04 October, 2007

National Poetry Day selections

It is England's (or is it Britain's?) National Poetry Day. Here are Cardinal Wolsey's selections:

First, the moving verse written by Ben Johnson (pictured), on the death of his first daughter Mary in 1593 aged 6 months.

Here lies, to each her parents' ruth,
Mary, the daughter of their youth;
Yet all heaven's gifts being heaven's due,
It makes the father less to rue.
At six months' end, she parted hence
With safety of her innocence;
Whose soul heaven's queen, whose name she bears,
In comfort of her mother's tears,
Hath placed amongst her virgin-train:
Where, while that severed doth remain,
This grave partakes the fleshly birth;
Which cover lightly, gentle earth!

Next, a nice reading of John Donne's poem Death Be Not Proud from the anonymous Classic Poetry Aloud podcast.

Shakespeare fans will enjoy the BBC's Scrambled Sonnet game. (Shakespeare, Donne and Johnson were contemporaries).

Finally, from 1890, an amazing wax cylinder recording of Alfred Lord Tennyson reading The Charge of the Light Brigade . The recording was made by Thomas Edison in the poet laureate's home. Listen for the strange knocking toward the end of the recording - the ghost of the doomed cavalry?


Classic Poetry Aloud said...


Many thanks for the reference. It is an honour to be on the same page as Johnson, Shakespeare, Donne and Tennyson. The 'Charge of the Light Brigade' cylinder recording is indeed ghostly.

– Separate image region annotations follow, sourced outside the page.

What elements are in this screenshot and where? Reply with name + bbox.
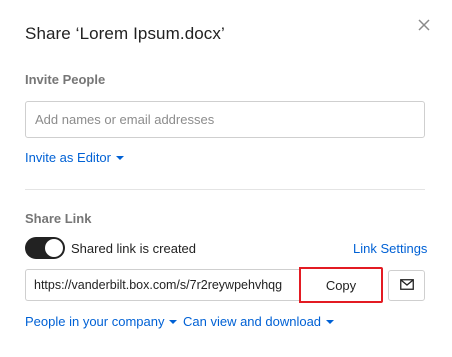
- link-settings-link[interactable]: Link Settings: [353, 241, 427, 256]
- shared-link-toggle[interactable]: [25, 237, 65, 259]
- invite-people-label: Invite People: [25, 72, 106, 87]
- envelope-icon: [399, 277, 414, 295]
- shared-link-url-field[interactable]: [25, 269, 300, 301]
- copy-link-button[interactable]: Copy: [299, 267, 383, 303]
- share-link-label: Share Link: [25, 211, 92, 226]
- link-access-dropdown[interactable]: People in your company: [25, 314, 178, 329]
- link-access-label: People in your company: [25, 314, 165, 329]
- chevron-down-icon: [326, 319, 335, 324]
- shared-link-status: Shared link is created: [71, 241, 197, 256]
- link-permission-dropdown[interactable]: Can view and download: [183, 314, 335, 329]
- divider: [25, 189, 425, 190]
- email-link-button[interactable]: [388, 270, 425, 301]
- invite-people-input[interactable]: [25, 101, 425, 138]
- chevron-down-icon: [169, 319, 178, 324]
- invite-role-dropdown[interactable]: Invite as Editor: [25, 150, 124, 165]
- close-icon[interactable]: [415, 16, 433, 34]
- dialog-title: Share ‘Lorem Ipsum.docx’: [25, 24, 225, 43]
- link-permission-label: Can view and download: [183, 314, 322, 329]
- chevron-down-icon: [116, 155, 124, 160]
- toggle-knob: [45, 239, 63, 257]
- share-dialog: Share ‘Lorem Ipsum.docx’ Invite People I…: [0, 0, 452, 357]
- invite-role-label: Invite as Editor: [25, 150, 111, 165]
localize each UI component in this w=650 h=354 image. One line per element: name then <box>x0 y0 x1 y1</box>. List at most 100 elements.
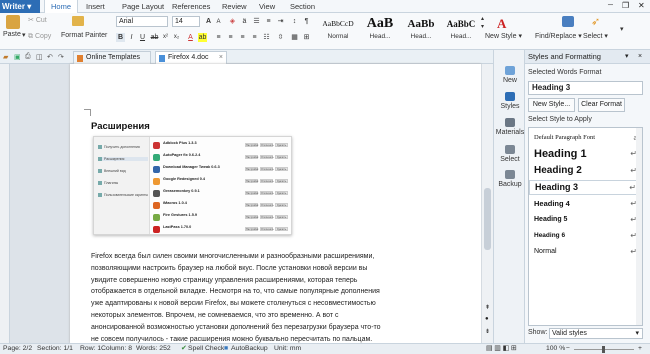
menu-page-layout[interactable]: Page Layout <box>122 0 164 13</box>
strip-styles-button[interactable]: Styles <box>494 92 526 110</box>
find-replace-icon[interactable] <box>562 16 574 27</box>
zoom-slider-thumb[interactable] <box>602 346 605 353</box>
strip-select-button[interactable]: Select <box>494 145 526 163</box>
style-item-heading-4[interactable]: Heading 4 ↵ <box>529 197 642 211</box>
section-heading[interactable]: Расширения <box>91 121 150 132</box>
status-zoom[interactable]: 100 % <box>546 344 565 354</box>
status-unit[interactable]: Unit: mm <box>274 344 301 354</box>
embedded-screenshot-image[interactable]: Получить дополнения Расширения Внешний в… <box>93 136 292 235</box>
style-list[interactable]: Default Paragraph Fonta Heading 1↵ Headi… <box>528 127 643 326</box>
list-bullet-icon[interactable]: ☰ <box>252 17 261 26</box>
print-icon[interactable]: ⎙ <box>25 53 31 61</box>
document-page[interactable]: ⊟ Расширения Получить дополнения Расшире… <box>70 64 481 343</box>
menu-references[interactable]: References <box>172 0 210 13</box>
italic-icon[interactable]: I <box>127 33 136 42</box>
tab-online-templates[interactable]: Online Templates <box>73 51 151 64</box>
distributed-icon[interactable]: ☷ <box>262 33 271 42</box>
new-style-icon[interactable]: A <box>497 16 506 32</box>
undo-icon[interactable]: ↶ <box>47 53 53 61</box>
format-painter-icon[interactable] <box>72 16 84 26</box>
underline-icon[interactable]: U <box>138 33 147 42</box>
cut-button[interactable]: ✂ Cut <box>28 16 47 24</box>
style-heading-3[interactable]: AaBbC Head... <box>442 15 480 40</box>
body-paragraph[interactable]: Firefox всегда был силен своими многочис… <box>91 251 421 343</box>
style-item-default-paragraph-font[interactable]: Default Paragraph Fonta <box>529 131 642 144</box>
close-icon[interactable]: ✕ <box>638 1 645 10</box>
align-left-icon[interactable]: ≡ <box>214 33 223 42</box>
ribbon-more-icon[interactable]: ▾ <box>620 25 624 33</box>
clear-format-icon[interactable]: ◈ <box>228 17 237 26</box>
tab-firefox-doc[interactable]: Firefox 4.doc × <box>155 51 227 64</box>
chevron-down-icon[interactable]: ▾ <box>22 31 26 39</box>
status-section[interactable]: Section: 1/1 <box>37 344 73 354</box>
select-button[interactable]: Select ▾ <box>583 32 608 40</box>
style-heading-1[interactable]: AaB Head... <box>361 15 399 40</box>
subscript-icon[interactable]: x₂ <box>172 33 181 42</box>
style-item-heading-6[interactable]: Heading 6 ↵ <box>529 229 642 243</box>
style-normal[interactable]: AaBbCcD Normal <box>318 15 358 40</box>
save-icon[interactable]: ▣ <box>14 53 21 61</box>
style-item-heading-1[interactable]: Heading 1 ↵ <box>529 146 642 162</box>
view-mode-icon[interactable]: ▤ ▥ ◧ ⊞ <box>486 344 517 354</box>
strikethrough-icon[interactable]: ab <box>150 33 159 42</box>
minimize-icon[interactable]: ─ <box>608 2 613 9</box>
highlight-icon[interactable]: ab <box>198 33 207 42</box>
shading-icon[interactable]: ▦ <box>290 33 299 42</box>
next-page-icon[interactable]: ⇟ <box>485 328 490 335</box>
vertical-scrollbar[interactable]: ⇞ ● ⇟ <box>481 64 493 343</box>
status-page[interactable]: Page: 2/2 <box>3 344 32 354</box>
style-heading-2[interactable]: AaBb Head... <box>402 15 440 40</box>
font-name-select[interactable]: Arial <box>116 16 168 27</box>
zoom-in-icon[interactable]: + <box>638 344 642 354</box>
menu-section[interactable]: Section <box>290 0 315 13</box>
border-icon[interactable]: ⊞ <box>302 33 311 42</box>
line-spacing-icon[interactable]: ⇳ <box>276 33 285 42</box>
menu-insert[interactable]: Insert <box>86 0 105 13</box>
status-words[interactable]: Words: 252 <box>136 344 171 354</box>
style-item-heading-3[interactable]: Heading 3 ↵ <box>529 180 642 195</box>
shrink-font-icon[interactable]: A <box>214 18 223 27</box>
strip-new-button[interactable]: New <box>494 66 526 84</box>
zoom-out-icon[interactable]: − <box>566 344 570 354</box>
cursor-select-icon[interactable]: ➶ <box>591 15 600 28</box>
format-painter-button[interactable]: Format Painter <box>61 32 107 39</box>
bold-icon[interactable]: B <box>116 33 125 42</box>
align-center-icon[interactable]: ≡ <box>226 33 235 42</box>
prev-page-icon[interactable]: ⇞ <box>485 304 490 311</box>
font-size-select[interactable]: 14 <box>172 16 200 27</box>
strip-materials-button[interactable]: Materials <box>494 118 526 136</box>
superscript-icon[interactable]: x² <box>161 33 170 42</box>
style-item-normal[interactable]: Normal ↵ <box>529 245 642 259</box>
preview-icon[interactable]: ◫ <box>36 53 43 61</box>
new-style-panel-button[interactable]: New Style... <box>528 98 575 112</box>
align-right-icon[interactable]: ≡ <box>238 33 247 42</box>
gallery-scroll-down-icon[interactable]: ▾ <box>481 23 484 30</box>
close-icon[interactable]: × <box>219 52 223 64</box>
strip-backup-button[interactable]: Backup <box>494 170 526 188</box>
status-autobackup[interactable]: AutoBackup <box>231 344 268 354</box>
menu-home[interactable]: Home <box>44 0 78 13</box>
justify-icon[interactable]: ≡ <box>250 33 259 42</box>
app-menu-button[interactable]: Writer ▾ <box>0 0 40 13</box>
indent-icon[interactable]: ⇥ <box>276 17 285 26</box>
find-replace-button[interactable]: Find/Replace ▾ <box>535 32 582 40</box>
status-spell-check[interactable]: Spell Check <box>188 344 224 354</box>
folder-icon[interactable]: ▰ <box>3 53 8 61</box>
sort-icon[interactable]: ↕ <box>290 17 299 26</box>
phonetic-icon[interactable]: ä <box>240 17 249 26</box>
paste-icon[interactable] <box>6 15 20 29</box>
paragraph-mark-icon[interactable]: ¶ <box>302 17 311 26</box>
grow-font-icon[interactable]: A <box>204 17 213 26</box>
style-list-scrollbar[interactable] <box>636 128 642 325</box>
font-color-icon[interactable]: A <box>186 33 195 42</box>
redo-icon[interactable]: ↷ <box>58 53 64 61</box>
paste-button[interactable]: Paste <box>3 31 21 38</box>
restore-icon[interactable]: ❐ <box>622 1 629 10</box>
new-style-button[interactable]: New Style ▾ <box>485 32 522 40</box>
select-browse-icon[interactable]: ● <box>485 316 489 322</box>
selected-format-field[interactable]: Heading 3 <box>528 81 643 95</box>
chevron-down-icon[interactable]: ▾ <box>625 50 629 64</box>
style-item-heading-2[interactable]: Heading 2 ↵ <box>529 163 642 179</box>
menu-view[interactable]: View <box>259 0 275 13</box>
style-item-heading-5[interactable]: Heading 5 ↵ <box>529 213 642 227</box>
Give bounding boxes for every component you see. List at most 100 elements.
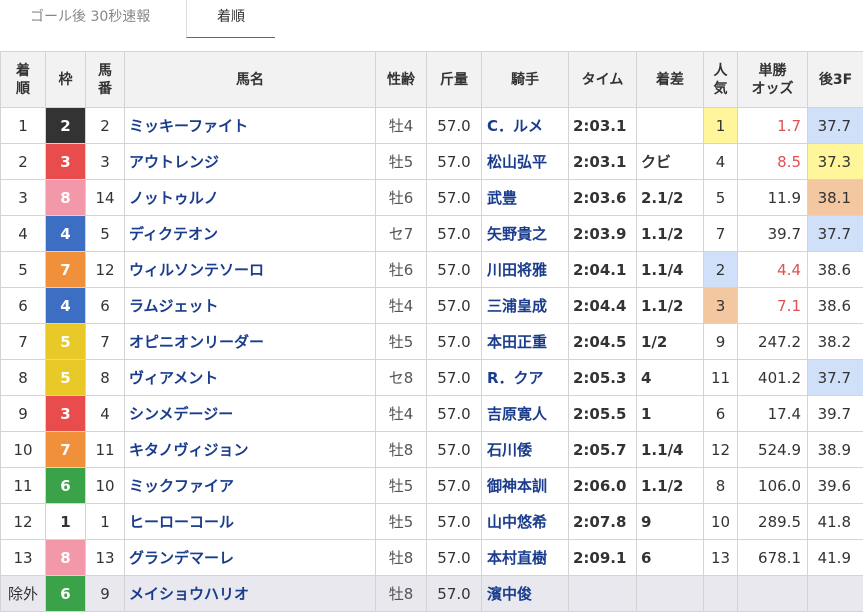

I was surprised, Cardinal, not to see A Man for All Seasons under your list of favourite films on your profile. Were you unhappy with the portrayal of yourself and the King?


Classic Poetry Aloud

cardinal_wolsey said...

Thanks for you comment, Classic Poetry Aloud, and for pointing out I had forgotten to add "A Man for All Seasons" to my film list.
I am also interested to see how Sam Neill portrays the Cardinal in the TV series "The Tudors" which has just started airing in the UK. I would have perhaps gone for Alan Rickman!